Por supuesto, deberán aportarse pruebas para poder verificar los delitos de los que se acusa a Assange, que ocurrieron en la intimidad y sin testigos. «La justicia tiene la obligación  de investigar. Se harán pericias médicas, psicológicas y se tomarán testimonios. Si quedó en una habitación a puertas cerradas es más simple de probar que si fue en un baño público, por ejemplo», expuso Miguel Sumer Elias, abogado especialista en delitos informáticos.

Una de las mujeres le pidió al fundador de WikiLeaks que se hiciera un examen de HIV, ya que luego de haber mantenido relaciones íntimas sin protección empezó a temer poder haber contraído alguna enfermedad de transmisión sexual o haber quedado embarazada. En tal sentido, Sáenz sostuvo que, en Argentina, tener sexo sin preservativo no es delito, «salvo que se pueda probar que el hombre tiene alguna enfermedad de transmisión sexual y lo que quiere es contagiar a la mujer. Si ella consiente la relación podríamos estar frente al delito de lesiones, por el daño en la salud al contagiar».

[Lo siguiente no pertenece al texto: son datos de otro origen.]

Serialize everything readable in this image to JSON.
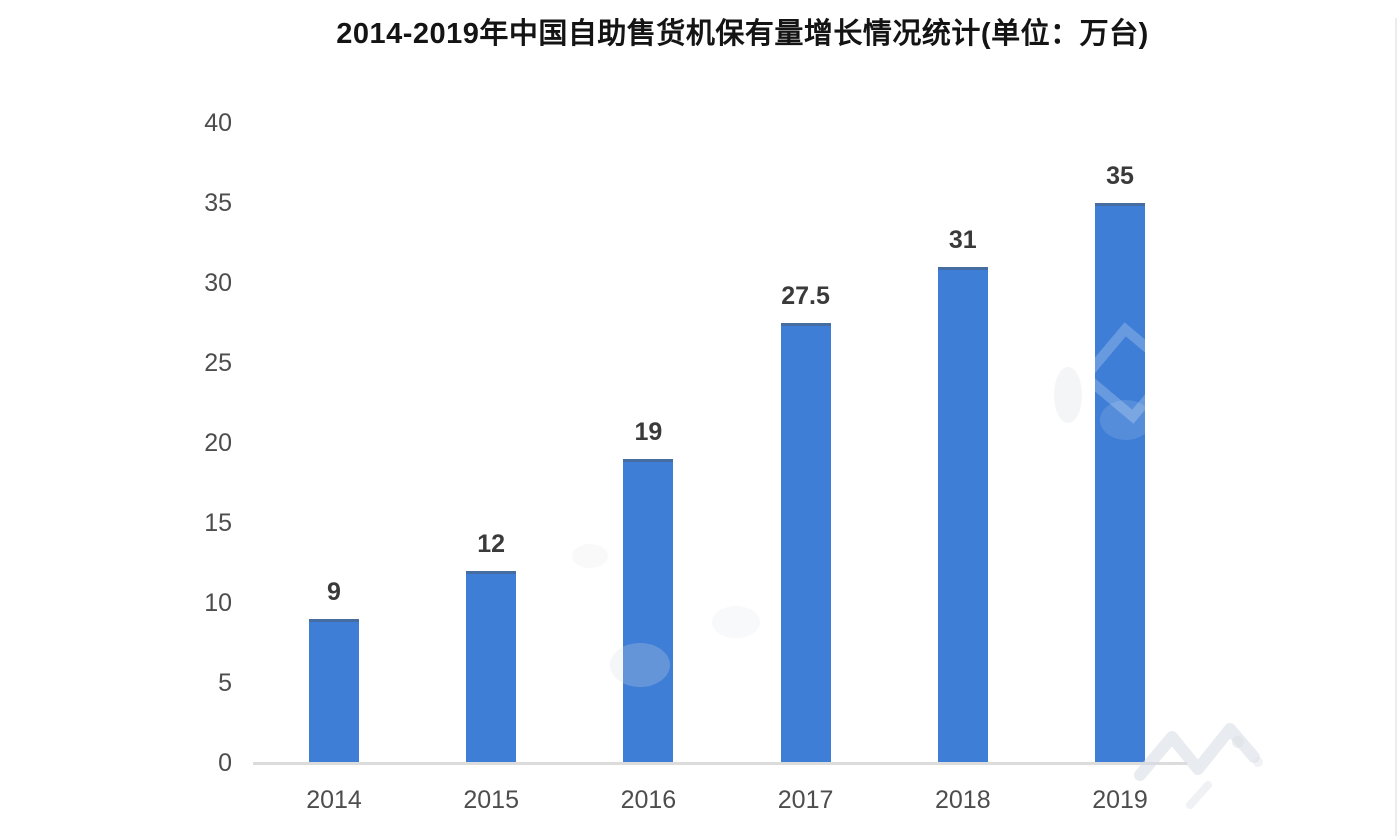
{
  "chart_data": {
    "type": "bar",
    "title": "2014-2019年中国自助售货机保有量增长情况统计(单位：万台)",
    "categories": [
      "2014",
      "2015",
      "2016",
      "2017",
      "2018",
      "2019"
    ],
    "values": [
      9,
      12,
      19,
      27.5,
      31,
      35
    ],
    "value_labels": [
      "9",
      "12",
      "19",
      "27.5",
      "31",
      "35"
    ],
    "yticks": [
      "0",
      "5",
      "10",
      "15",
      "20",
      "25",
      "30",
      "35",
      "40"
    ],
    "ytick_values": [
      0,
      5,
      10,
      15,
      20,
      25,
      30,
      35,
      40
    ],
    "ylim": [
      0,
      40
    ],
    "xlabel": "",
    "ylabel": "",
    "grid": false,
    "legend": null,
    "colors": {
      "bar": "#3e7ed6",
      "bar_top_edge": "rgba(76,92,108,0.5)",
      "axis_line": "#dcdcdc",
      "tick_label": "#4d4d4d",
      "value_label": "#3a3a3a",
      "title": "#141414",
      "background": "#ffffff"
    }
  }
}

En ese sentido, también se pronunció Elias, quien recordó que el Código Penal argentino estipula un agravante en el abuso sexual en el caso de que el autor sepa que es portador de una enfermedad de transmisión sexual. «Si dolosamente lo sabe y no se cuida es un agravante del abuso sexual, pero no un delito autónomo», afirmó. «Sin embargo, este caso no se aplica a Assange porque no tenía HIV y tampoco conocía si padecía alguna  enfermedad sexual en ese momento».

Para Echavarría, el sexo con consentimiento y sincronización es un avance en el statusde la mujer, como individuo pleno de sus decisiones y representaciones. En 1936 y en un país altamente industrializado como la Alemania nazi, ellas estaban predestinadas a las tres K: kinder (niño), küchen (cocina) y kirchen (iglesia). El especialista explica que era una sexualidad orientada a la reproducción, que no incluía el deseo ni otra forma de consulta o pacto. «Se explicitan los patrones, como antes se determinó que la mujer debía ser virgen y ser diestra en situaciones domésticas. Obedecían otras pautas, mayormente mandatos orales que -justamente por ser no escritos- tenían más poder y mayor cobertura».

Pero entre la violación y una relación sexual consentida, ¿existe una «zona gris» en la cual los involucrados pueden tener desacuerdos sobre el cómo y el qué de un encuentro tan íntimo y privado? Para Echavarría, el carácter de legislación justamente está evitando las zonas grises, aunque no hay que pensar que se eluden todas a priori en el verdadero sentido de la palabra, sin experiencias. «El sexo no está desprovisto de incorporar nuevas pautas, aunque hay otros quehaceres de la cultura donde son más rápidos y frecuentes los cambios. La intimidad de la pareja con su sexualidad es el último rincón donde llegaría un estado con una suerte de contrato social», expuso.

«El encuentro sexual no debería empezar si el varón no está munido de su profiláctico desde el inicio: no olvidemos que también se puede tratar de una situación inversa, que la mujer diga que ha tomado las medidas profilácticas y no lo haya hecho«, retrucó.